東京都美術館で「田中一村展」を見た。
神童と称さされた幼年期の水墨画は、信じ難いほど完成度が高い。
絵の神様は惜しみなく才能を一村に与えたのだろう。
しかし、神様が一村にギフトしたのは写実の才能だけだった。
東京美術学校に東山魁夷などと動機で入学しながらも2か月で退学し、在野で絵を描くことを選択する。
その後、青龍社展に入選するものの川端龍子と絶縁する。その後は日展などに出品するが落選が続き、50歳を境に中央画壇との縁を切り、奄美大島に渡る。
奄美大島で絵画制作を続け、個展を開くことを夢見ながら、神童と称された一村は69歳で孤独な死を迎える。

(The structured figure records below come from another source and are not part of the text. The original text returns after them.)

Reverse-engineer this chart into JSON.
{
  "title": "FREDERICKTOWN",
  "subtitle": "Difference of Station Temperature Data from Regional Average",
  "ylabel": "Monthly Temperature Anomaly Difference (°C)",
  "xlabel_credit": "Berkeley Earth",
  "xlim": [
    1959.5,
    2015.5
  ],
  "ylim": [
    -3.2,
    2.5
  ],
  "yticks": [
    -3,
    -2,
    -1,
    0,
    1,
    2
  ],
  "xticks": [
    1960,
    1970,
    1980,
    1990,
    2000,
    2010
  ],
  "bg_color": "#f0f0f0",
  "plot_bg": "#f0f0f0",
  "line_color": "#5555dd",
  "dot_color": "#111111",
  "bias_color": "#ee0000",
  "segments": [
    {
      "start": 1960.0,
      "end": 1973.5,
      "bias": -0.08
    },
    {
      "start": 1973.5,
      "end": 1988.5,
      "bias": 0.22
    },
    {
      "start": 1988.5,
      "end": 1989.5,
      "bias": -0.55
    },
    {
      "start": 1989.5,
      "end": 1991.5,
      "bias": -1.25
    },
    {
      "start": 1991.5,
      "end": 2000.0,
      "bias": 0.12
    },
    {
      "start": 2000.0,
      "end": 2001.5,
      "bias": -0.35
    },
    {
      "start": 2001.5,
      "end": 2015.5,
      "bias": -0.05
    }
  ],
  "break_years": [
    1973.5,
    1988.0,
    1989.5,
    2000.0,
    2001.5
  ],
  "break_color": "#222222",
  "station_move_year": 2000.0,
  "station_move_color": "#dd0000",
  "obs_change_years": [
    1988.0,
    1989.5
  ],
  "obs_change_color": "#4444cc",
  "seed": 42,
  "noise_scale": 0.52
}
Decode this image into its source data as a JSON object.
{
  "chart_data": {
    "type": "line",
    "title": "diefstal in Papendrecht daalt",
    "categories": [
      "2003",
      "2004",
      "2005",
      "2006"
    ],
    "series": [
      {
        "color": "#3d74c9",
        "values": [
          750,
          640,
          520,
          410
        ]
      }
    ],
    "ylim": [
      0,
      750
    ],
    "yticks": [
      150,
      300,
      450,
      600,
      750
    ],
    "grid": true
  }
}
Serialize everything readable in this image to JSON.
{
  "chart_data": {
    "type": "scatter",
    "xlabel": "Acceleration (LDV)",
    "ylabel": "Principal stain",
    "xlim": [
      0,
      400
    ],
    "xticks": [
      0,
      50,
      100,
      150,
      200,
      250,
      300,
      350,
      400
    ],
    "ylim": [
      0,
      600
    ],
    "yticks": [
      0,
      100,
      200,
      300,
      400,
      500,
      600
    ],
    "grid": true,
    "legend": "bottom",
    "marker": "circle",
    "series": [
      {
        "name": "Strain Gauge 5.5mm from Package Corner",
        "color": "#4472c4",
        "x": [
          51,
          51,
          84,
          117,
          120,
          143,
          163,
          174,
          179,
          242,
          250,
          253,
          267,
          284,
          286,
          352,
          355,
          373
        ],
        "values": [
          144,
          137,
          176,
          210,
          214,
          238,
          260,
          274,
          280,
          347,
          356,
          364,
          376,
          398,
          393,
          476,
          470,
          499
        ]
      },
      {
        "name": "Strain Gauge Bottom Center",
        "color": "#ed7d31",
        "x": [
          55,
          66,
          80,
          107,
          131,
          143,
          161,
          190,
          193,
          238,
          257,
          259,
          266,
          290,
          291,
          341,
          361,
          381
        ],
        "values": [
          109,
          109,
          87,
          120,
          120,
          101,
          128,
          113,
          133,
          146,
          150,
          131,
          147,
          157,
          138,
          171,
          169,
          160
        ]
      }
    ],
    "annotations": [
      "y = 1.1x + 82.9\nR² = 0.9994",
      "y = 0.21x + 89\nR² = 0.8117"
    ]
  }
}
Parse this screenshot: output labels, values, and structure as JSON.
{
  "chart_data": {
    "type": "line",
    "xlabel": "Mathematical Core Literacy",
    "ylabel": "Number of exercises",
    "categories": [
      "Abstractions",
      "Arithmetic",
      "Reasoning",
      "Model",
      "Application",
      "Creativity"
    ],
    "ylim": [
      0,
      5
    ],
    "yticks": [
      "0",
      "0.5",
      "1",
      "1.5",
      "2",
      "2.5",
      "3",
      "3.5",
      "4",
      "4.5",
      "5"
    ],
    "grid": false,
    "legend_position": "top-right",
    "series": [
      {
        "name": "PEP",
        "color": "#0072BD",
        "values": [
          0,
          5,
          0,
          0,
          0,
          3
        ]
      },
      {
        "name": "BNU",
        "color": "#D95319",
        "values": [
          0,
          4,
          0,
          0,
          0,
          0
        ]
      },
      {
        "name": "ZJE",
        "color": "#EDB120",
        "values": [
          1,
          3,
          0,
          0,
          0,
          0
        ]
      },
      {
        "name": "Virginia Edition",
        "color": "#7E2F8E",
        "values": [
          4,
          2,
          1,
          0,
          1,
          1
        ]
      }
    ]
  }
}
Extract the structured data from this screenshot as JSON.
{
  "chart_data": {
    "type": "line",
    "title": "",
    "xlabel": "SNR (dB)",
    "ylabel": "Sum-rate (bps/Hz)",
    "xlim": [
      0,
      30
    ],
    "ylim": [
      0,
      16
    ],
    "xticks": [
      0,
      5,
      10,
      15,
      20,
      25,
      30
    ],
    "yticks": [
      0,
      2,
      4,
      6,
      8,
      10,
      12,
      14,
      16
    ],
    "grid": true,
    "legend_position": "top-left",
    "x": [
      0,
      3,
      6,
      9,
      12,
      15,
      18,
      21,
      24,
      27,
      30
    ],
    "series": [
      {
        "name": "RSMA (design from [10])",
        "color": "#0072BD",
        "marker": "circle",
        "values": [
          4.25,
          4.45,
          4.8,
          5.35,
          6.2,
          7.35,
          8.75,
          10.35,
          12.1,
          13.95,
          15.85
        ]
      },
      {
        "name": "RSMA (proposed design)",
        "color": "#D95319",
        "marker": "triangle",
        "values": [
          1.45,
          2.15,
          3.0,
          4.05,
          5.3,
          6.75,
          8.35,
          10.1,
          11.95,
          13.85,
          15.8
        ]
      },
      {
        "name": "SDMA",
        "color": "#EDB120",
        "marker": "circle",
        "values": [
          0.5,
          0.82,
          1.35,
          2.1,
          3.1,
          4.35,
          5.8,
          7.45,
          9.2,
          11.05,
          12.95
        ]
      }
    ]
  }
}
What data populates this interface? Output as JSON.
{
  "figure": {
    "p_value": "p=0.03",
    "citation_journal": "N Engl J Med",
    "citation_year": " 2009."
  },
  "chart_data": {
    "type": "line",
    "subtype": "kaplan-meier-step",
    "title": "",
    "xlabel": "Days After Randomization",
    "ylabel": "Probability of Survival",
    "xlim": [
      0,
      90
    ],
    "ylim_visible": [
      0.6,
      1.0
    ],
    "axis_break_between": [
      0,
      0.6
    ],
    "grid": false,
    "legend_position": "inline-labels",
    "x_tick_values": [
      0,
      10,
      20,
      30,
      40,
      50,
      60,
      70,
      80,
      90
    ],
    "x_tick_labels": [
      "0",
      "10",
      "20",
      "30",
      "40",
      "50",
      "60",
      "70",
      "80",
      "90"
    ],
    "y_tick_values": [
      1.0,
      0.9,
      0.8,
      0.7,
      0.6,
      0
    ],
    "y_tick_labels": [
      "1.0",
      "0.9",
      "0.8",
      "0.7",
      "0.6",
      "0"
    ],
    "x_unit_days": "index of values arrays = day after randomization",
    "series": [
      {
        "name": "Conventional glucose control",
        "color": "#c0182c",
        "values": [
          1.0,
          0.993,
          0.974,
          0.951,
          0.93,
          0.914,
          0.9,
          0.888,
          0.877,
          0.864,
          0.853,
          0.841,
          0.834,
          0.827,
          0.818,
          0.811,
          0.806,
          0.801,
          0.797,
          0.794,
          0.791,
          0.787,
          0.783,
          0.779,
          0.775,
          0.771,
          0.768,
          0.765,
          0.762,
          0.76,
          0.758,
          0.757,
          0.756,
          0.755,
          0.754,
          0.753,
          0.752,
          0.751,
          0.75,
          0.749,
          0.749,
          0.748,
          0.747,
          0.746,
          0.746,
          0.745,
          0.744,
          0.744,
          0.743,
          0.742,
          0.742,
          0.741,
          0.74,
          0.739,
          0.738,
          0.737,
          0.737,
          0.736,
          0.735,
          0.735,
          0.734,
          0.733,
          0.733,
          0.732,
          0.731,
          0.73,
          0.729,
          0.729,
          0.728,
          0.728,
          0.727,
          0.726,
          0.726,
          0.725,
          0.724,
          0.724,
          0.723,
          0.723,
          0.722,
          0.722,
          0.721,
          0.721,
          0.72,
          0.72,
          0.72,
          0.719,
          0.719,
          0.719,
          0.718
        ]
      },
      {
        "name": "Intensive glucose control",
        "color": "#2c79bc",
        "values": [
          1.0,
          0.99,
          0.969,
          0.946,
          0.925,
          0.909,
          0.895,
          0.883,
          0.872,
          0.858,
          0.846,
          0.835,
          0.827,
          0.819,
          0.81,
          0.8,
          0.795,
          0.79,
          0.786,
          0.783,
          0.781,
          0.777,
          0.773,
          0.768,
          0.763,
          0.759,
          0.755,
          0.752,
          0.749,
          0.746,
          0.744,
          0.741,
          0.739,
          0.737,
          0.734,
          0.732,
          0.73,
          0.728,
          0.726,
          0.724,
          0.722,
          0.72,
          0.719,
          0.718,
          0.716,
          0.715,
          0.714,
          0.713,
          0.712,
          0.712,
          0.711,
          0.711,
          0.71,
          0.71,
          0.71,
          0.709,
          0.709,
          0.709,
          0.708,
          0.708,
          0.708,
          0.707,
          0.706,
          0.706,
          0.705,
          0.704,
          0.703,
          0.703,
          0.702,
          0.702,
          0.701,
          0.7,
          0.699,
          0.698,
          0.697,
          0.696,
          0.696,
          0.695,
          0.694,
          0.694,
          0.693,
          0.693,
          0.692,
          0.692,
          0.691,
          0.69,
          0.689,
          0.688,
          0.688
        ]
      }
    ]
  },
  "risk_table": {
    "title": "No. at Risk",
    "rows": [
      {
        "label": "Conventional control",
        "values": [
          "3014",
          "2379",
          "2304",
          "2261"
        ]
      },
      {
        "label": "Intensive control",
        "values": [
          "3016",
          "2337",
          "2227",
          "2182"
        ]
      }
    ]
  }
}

しかし、没後に一村は奇跡的に再評価される。絵の神様は沈黙しながら見守っていてくれたのだ。
奇跡に関しては、11月に放映されたNHK鹿児島の「ザ・ライフ 無名 田中一村に魅せられた男たち」で詳しく紹介された。
一村の没後、南日本新聞社の記者が偶然、一村の絵と出会うことによって、昭和54年に名瀬市で三回忌として「田中一村画伯遺作展」が開催される。
そして、翌年、NHK鹿児島のディレクターが一村に魅せられ、「幻の放浪画家 田中一村」を放映した。反響は広がり、昭和59年にNHK教育の「日曜美術館」で「黒潮の画譜~異端の画家田中一村~」が全国放送され、一村の人気は確立された。
田中一村は「日本のゴーギャン」と評されることもあるが、どちらかといえばゴッホに似ているように思う。個展を夢見ながら、生前は評価されず、没後に人気が出る。
両者とも心を掴まれるような絵画であることは間違いないが、たぶん、その生き方に共感する部分が強いのではないか。
一村を再発掘した南日本新聞社の記者が取材ノートに残した言葉が印象的だ。
「泥を食った人間でないと蓮の花の美しさは分からない。現世の泥を食った人間はすべて一村と向かい合える」
誰でも少なからず現世の泥を食って生きている。だから一村の絵が心に沁みるのだろう。